The all-you-can-eat style is done to order, ensuring that even the buffet items are fresh. For dinner and weekends, the unlimited sushi costs $24.99; but for lunch from 11 a.m. to 2:30 p.m. it’s $15.99.

“The all-you-can-eat menu is actually the only thing I eat when I go there,” Cochrane said.

Ordering off the traditional, à la carte menu, individual sushi pieces are priced around $1.99 and Maki rolls, with six to ten pieces each, are on average $12.99 per order. The price for lunch typically turns out to be a better deal.
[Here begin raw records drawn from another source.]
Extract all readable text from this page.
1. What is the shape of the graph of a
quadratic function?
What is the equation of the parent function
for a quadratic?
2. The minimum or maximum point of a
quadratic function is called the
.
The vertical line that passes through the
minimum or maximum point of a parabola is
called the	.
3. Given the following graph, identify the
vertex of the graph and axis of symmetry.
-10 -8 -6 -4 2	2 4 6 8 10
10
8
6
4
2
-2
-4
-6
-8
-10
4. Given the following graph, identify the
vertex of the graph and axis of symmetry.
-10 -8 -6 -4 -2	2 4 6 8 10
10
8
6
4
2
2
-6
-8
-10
However, dinner depends largely on how much one’s going to eat.

“Overall, I think you definitely get your money’s worth. Even if you were only to order two rolls and an appetizer, you would get your money’s worth,” sophomore Noelle Awada said.

The value is often a point of agreement.

“I feel the price for the amount of food you get is actually really good,” Cochrane said.

Online reviews range slightly in both directions of positive and negative, but the overarching scores are on the higher end: 3.5 stars on Yelp, 4.4 stars on Facebook, and 4 stars on TripAdvisor on a scale out of five. Some customers cited complaints about poor service, but others applauded attentive waiters.

“Our waitress was really friendly and everything was really fast,” Awada said.

Similarly, there’s contradiction on quality, but a consensus finds that Kyoto serves decent sushi with much more affordable pricing than many of the other options in the area.